Мангыстауский фронт | страница 3
Наконец судно, идущее в Форт, отыскалось. Это был латаный-перелатаный тихоход «Надежда», который и перевез Халелбека на мангышлакский берег. Проковыляв вдоль потемневших лабазов, пахучих штабелей невыделанной кожи, железных ящиков, укрытых сверху брезентом, рогожных кулей с воблой, бочек с тюленьим жиром, цистерн с нефтью, Халелбек выбрался по рваному ракушечнику наверх. Ровный и сильный ветер, несущийся из бесконечной степи, дохнул на него. Ветер был крепок, словно вино. Или крепче вина. Голова закружилась, и Халелбек, чтобы не упасть, сел на землю. Все было в том ветре — и запах травы, положенной матерью в корджун, и впитавшийся сызмала парной дух верблюжьего молока, со звоном падающего в ведро, и дым очага…

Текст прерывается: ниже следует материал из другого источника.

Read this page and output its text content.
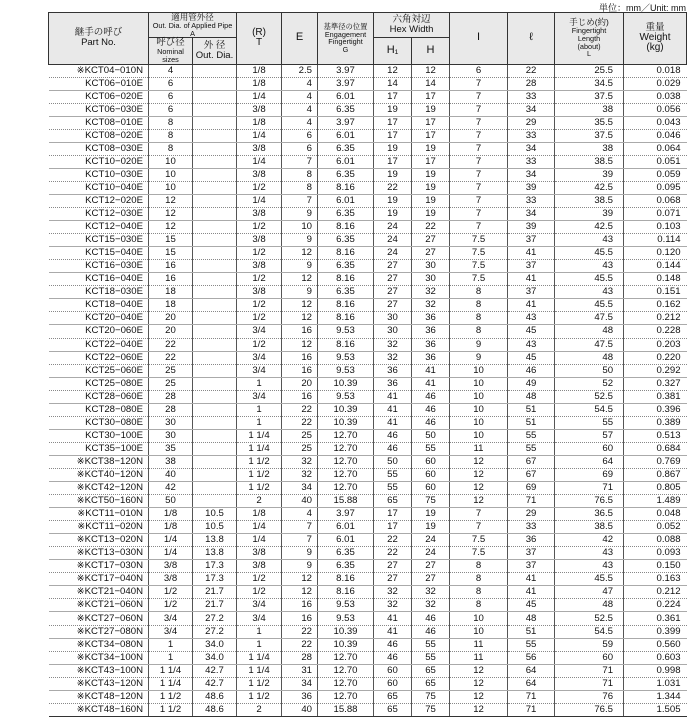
単位：mm／Unit: mm
継手の呼び
Part No.	適用管外径
Out. Dia. of Applied Pipe
A		(R)
T	E	基準径の位置
Engagement
Fingertight
G	六角対辺
Hex Width		I	ℓ	手じめ(約)
Fingertight
Length
(about)
L	重量
Weight
(kg)

	呼び径
Nominal sizes	外 径
Out. Dia.				H₁	H				
※KCT04−010N	4		1/8	2.5	3.97	12	12	6	22	25.5	0.018
KCT06−010E	6		1/8	4	3.97	14	14	7	28	34.5	0.029
KCT06−020E	6		1/4	4	6.01	17	17	7	33	37.5	0.038
KCT06−030E	6		3/8	4	6.35	19	19	7	34	38	0.056
KCT08−010E	8		1/8	4	3.97	17	17	7	29	35.5	0.043
KCT08−020E	8		1/4	6	6.01	17	17	7	33	37.5	0.046
KCT08−030E	8		3/8	6	6.35	19	19	7	34	38	0.064
KCT10−020E	10		1/4	7	6.01	17	17	7	33	38.5	0.051
KCT10−030E	10		3/8	8	6.35	19	19	7	34	39	0.059
KCT10−040E	10		1/2	8	8.16	22	19	7	39	42.5	0.095
KCT12−020E	12		1/4	7	6.01	19	19	7	33	38.5	0.068
KCT12−030E	12		3/8	9	6.35	19	19	7	34	39	0.071
KCT12−040E	12		1/2	10	8.16	24	22	7	39	42.5	0.103
KCT15−030E	15		3/8	9	6.35	24	27	7.5	37	43	0.114
KCT15−040E	15		1/2	12	8.16	24	27	7.5	41	45.5	0.120
KCT16−030E	16		3/8	9	6.35	27	30	7.5	37	43	0.144
KCT16−040E	16		1/2	12	8.16	27	30	7.5	41	45.5	0.148
KCT18−030E	18		3/8	9	6.35	27	32	8	37	43	0.151
KCT18−040E	18		1/2	12	8.16	27	32	8	41	45.5	0.162
KCT20−040E	20		1/2	12	8.16	30	36	8	43	47.5	0.212
KCT20−060E	20		3/4	16	9.53	30	36	8	45	48	0.228
KCT22−040E	22		1/2	12	8.16	32	36	9	43	47.5	0.203
KCT22−060E	22		3/4	16	9.53	32	36	9	45	48	0.220
KCT25−060E	25		3/4	16	9.53	36	41	10	46	50	0.292
KCT25−080E	25		1	20	10.39	36	41	10	49	52	0.327
KCT28−060E	28		3/4	16	9.53	41	46	10	48	52.5	0.381
KCT28−080E	28		1	22	10.39	41	46	10	51	54.5	0.396
KCT30−080E	30		1	22	10.39	41	46	10	51	55	0.389
KCT30−100E	30		1 1/4	25	12.70	46	50	10	55	57	0.513
KCT35−100E	35		1 1/4	25	12.70	46	55	11	55	60	0.684
※KCT38−120N	38		1 1/2	32	12.70	50	60	12	67	64	0.769
※KCT40−120N	40		1 1/2	32	12.70	55	60	12	67	69	0.867
※KCT42−120N	42		1 1/2	34	12.70	55	60	12	69	71	0.805
※KCT50−160N	50		2	40	15.88	65	75	12	71	76.5	1.489
※KCT11−010N	1/8	10.5	1/8	4	3.97	17	19	7	29	36.5	0.048
※KCT11−020N	1/8	10.5	1/4	7	6.01	17	19	7	33	38.5	0.052
※KCT13−020N	1/4	13.8	1/4	7	6.01	22	24	7.5	36	42	0.088
※KCT13−030N	1/4	13.8	3/8	9	6.35	22	24	7.5	37	43	0.093
※KCT17−030N	3/8	17.3	3/8	9	6.35	27	27	8	37	43	0.150
※KCT17−040N	3/8	17.3	1/2	12	8.16	27	27	8	41	45.5	0.163
※KCT21−040N	1/2	21.7	1/2	12	8.16	32	32	8	41	47	0.212
※KCT21−060N	1/2	21.7	3/4	16	9.53	32	32	8	45	48	0.224
※KCT27−060N	3/4	27.2	3/4	16	9.53	41	46	10	48	52.5	0.361
※KCT27−080N	3/4	27.2	1	22	10.39	41	46	10	51	54.5	0.399
※KCT34−080N	1	34.0	1	22	10.39	46	55	11	55	59	0.560
※KCT34−100N	1	34.0	1 1/4	28	12.70	46	55	11	56	60	0.603
※KCT43−100N	1 1/4	42.7	1 1/4	31	12.70	60	65	12	64	71	0.998
※KCT43−120N	1 1/4	42.7	1 1/2	34	12.70	60	65	12	64	71	1.031
※KCT48−120N	1 1/2	48.6	1 1/2	36	12.70	65	75	12	71	76	1.344
※KCT48−160N	1 1/2	48.6	2	40	15.88	65	75	12	71	76.5	1.505
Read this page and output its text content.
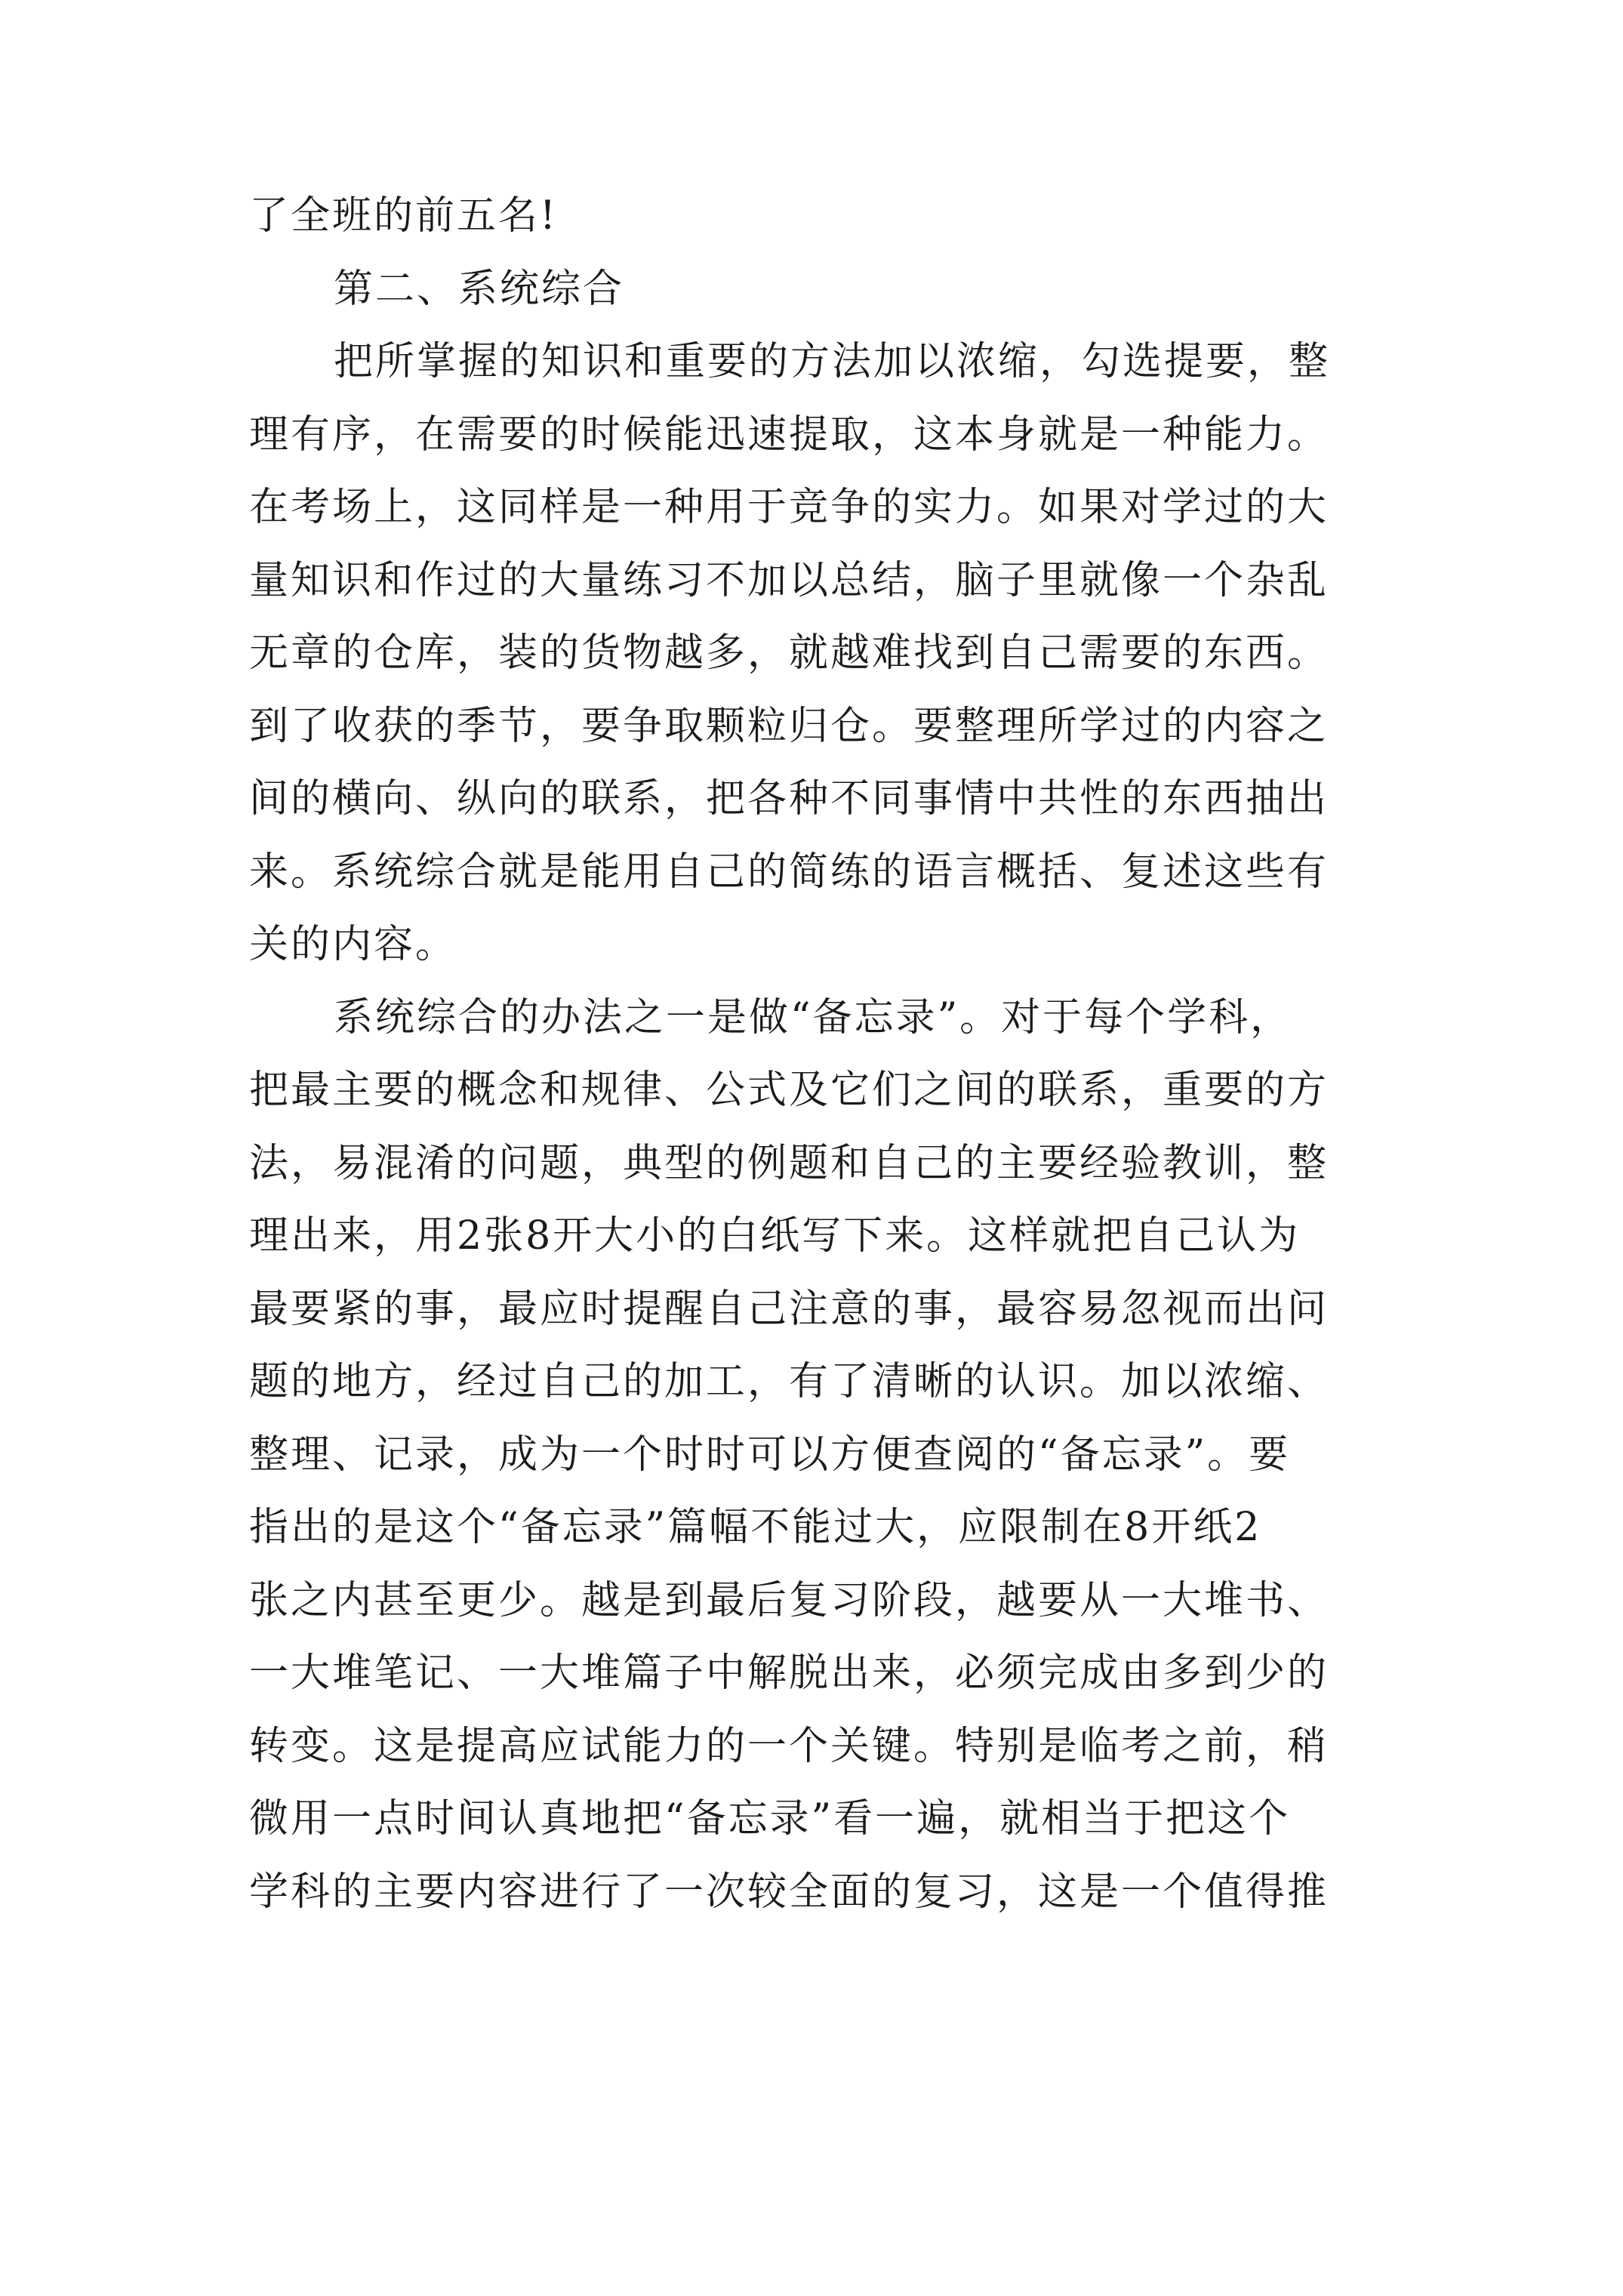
了全班的前五名!
第二、系统综合
把所掌握的知识和重要的方法加以浓缩，勾选提要，整
理有序，在需要的时候能迅速提取，这本身就是一种能力。
在考场上，这同样是一种用于竞争的实力。如果对学过的大
量知识和作过的大量练习不加以总结，脑子里就像一个杂乱
无章的仓库，装的货物越多，就越难找到自己需要的东西。
到了收获的季节，要争取颗粒归仓。要整理所学过的内容之
间的横向、纵向的联系，把各种不同事情中共性的东西抽出
来。系统综合就是能用自己的简练的语言概括、复述这些有
关的内容。
系统综合的办法之一是做“备忘录”。对于每个学科，
把最主要的概念和规律、公式及它们之间的联系，重要的方
法，易混淆的问题，典型的例题和自己的主要经验教训，整
理出来，用2张8开大小的白纸写下来。这样就把自己认为
最要紧的事，最应时提醒自己注意的事，最容易忽视而出问
题的地方，经过自己的加工，有了清晰的认识。加以浓缩、
整理、记录，成为一个时时可以方便查阅的“备忘录”。要
指出的是这个“备忘录”篇幅不能过大，应限制在8开纸2
张之内甚至更少。越是到最后复习阶段，越要从一大堆书、
一大堆笔记、一大堆篇子中解脱出来，必须完成由多到少的
转变。这是提高应试能力的一个关键。特别是临考之前，稍
微用一点时间认真地把“备忘录”看一遍，就相当于把这个
学科的主要内容进行了一次较全面的复习，这是一个值得推
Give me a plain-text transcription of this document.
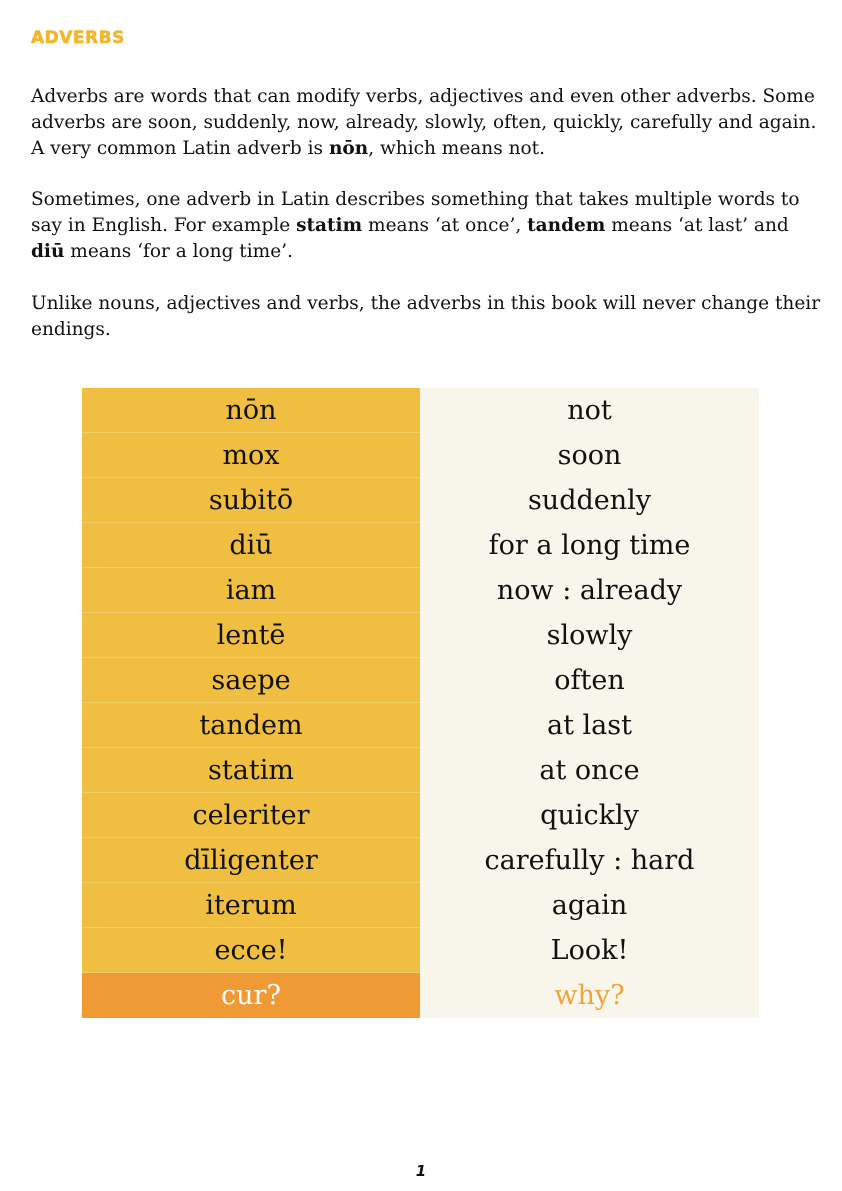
ADVERBS

Adverbs are words that can modify verbs, adjectives and even other adverbs. Some adverbs are soon, suddenly, now, already, slowly, often, quickly, carefully and again. A very common Latin adverb is nōn, which means not.

Sometimes, one adverb in Latin describes something that takes multiple words to say in English. For example statim means ‘at once’, tandem means ‘at last’ and diū means ‘for a long time’.

Unlike nouns, adjectives and verbs, the adverbs in this book will never change their endings.

nōn	not
mox	soon
subitō	suddenly
diū	for a long time
iam	now : already
lentē	slowly
saepe	often
tandem	at last
statim	at once
celeriter	quickly
dīligenter	carefully : hard
iterum	again
ecce!	Look!
cur?	why?
1
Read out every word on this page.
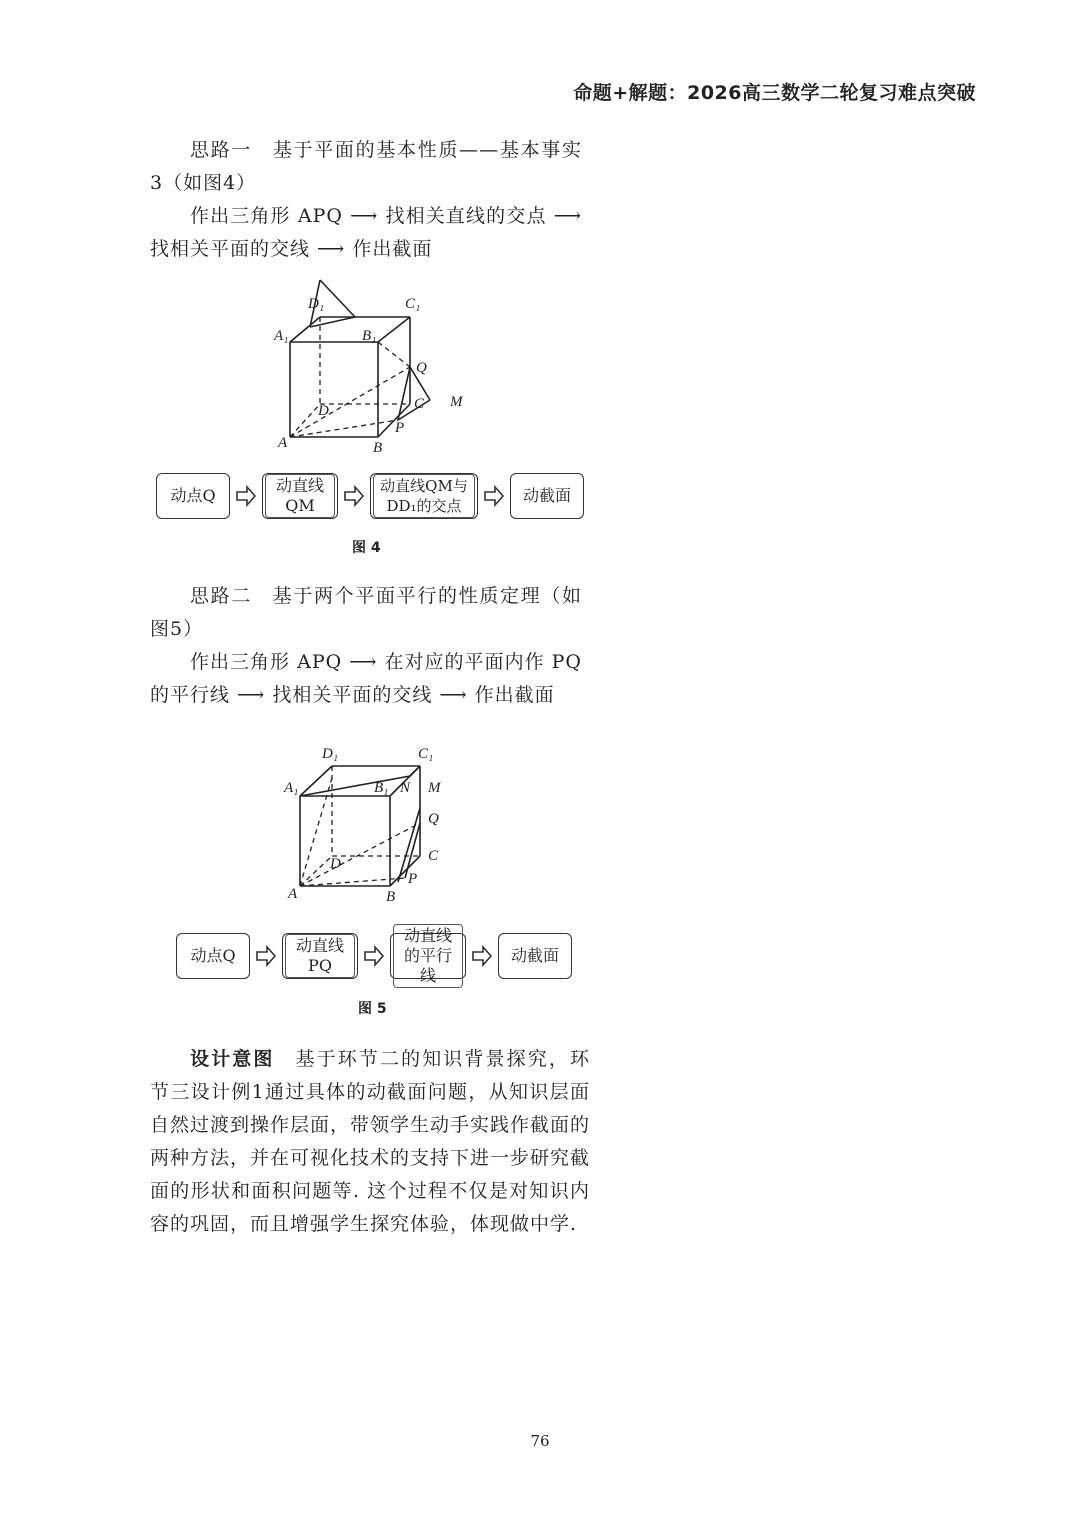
命题+解题：2026高三数学二轮复习难点突破
思路一　基于平面的基本性质——基本事实3（如图4）
作出三角形 APQ ⟶ 找相关直线的交点 ⟶ 找相关平面的交线 ⟶ 作出截面
D₁	C₁
A₁	B₁
Q
D	C M
P
A	B
动点Q
动直线QM
动直线QM与DD₁的交点
动截面
图 4
思路二　基于两个平面平行的性质定理（如图5）
作出三角形 APQ ⟶ 在对应的平面内作 PQ 的平行线 ⟶ 找相关平面的交线 ⟶ 作出截面
D₁	C₁
A₁	B₁ N M
Q
D	C
P
A	B
动点Q
动直线PQ
动直线的平行线
动截面
图 5
设计意图　 基于环节二的知识背景探究，环节三设计例1通过具体的动截面问题，从知识层面自然过渡到操作层面，带领学生动手实践作截面的两种方法，并在可视化技术的支持下进一步研究截面的形状和面积问题等. 这个过程不仅是对知识内容的巩固，而且增强学生探究体验，体现做中学.
76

Халелбек вспомнил, как мальчишкой слушал столетнего аксакала Косана-агу, возившего письмо самому «белому царю», в котором старики просили, чтобы их сыновей не брали на тыловые работы. Косан-ага, поглаживая реденькую бородку, торчащую как пучок ковыля, говорил: «Был в Хиве, Оренборе, Бухаре. Добирался и до Петербора…[2] Далеко до него. Едешь-едешь, идешь-идешь, а земля не кончается. Хорошая земля. Трава жирная. Много скота можно пасти. Но нет лучше места на свете, чем наш Мангыстау[3]. Петербор — и то сказать — красивый город, большой город. Кибитки каменные. Дороги каменные. Ночью светло как днем. Что из того? Нет покоя от холодного камня, дождей и сырого ветра. Задыхался там и чуть не помер. Вернулся домой, подышал сухим, крепким, как шубат[4], нашим воздухом — поживу теперь, сколько аллах даст».
Как же давно Халелбек слышал эти слова! Был он тогда вот таким же беззаботным мальчишкой, что не отрываясь смотрит на него. Война, смерть, боль так же далеки, как тот таинственный Петербор, по которому ходил Косан-ага.
— Страшно там? — вдруг спросил мальчик и рукой, в которой были зажаты две сушеные рыбки, махнул в сторону моря.
— Что? — скорее удивился, чем не понял Халелбек. — Где «там»?
— На войне, — сумрачно пояснил подросток.
Халелбек вгляделся в него: худ, малоросл, личико пухлое, будто налитое водой. Мальчик ждал ответа, переминаясь с ноги на ногу: одна обута в калошу, другая — в солдатский ботинок с проволокой вместо шнурка.
— Страшно, — прямо и тяжко сказал Халелбек.
— Отец там пропал. Есетов. Не встречали?
Халелбек покачал головой.
— Кого ни спрошу — никто не встречал, — вздохнул мальчик.
Халелбек молча развязал мешок, достал кусок сахара, который вез домой, ножом расколол на две части, протянул пацану. Мальчик спрятал руки за спину, и Халелбек сунул белый комочек в карман его рубахи.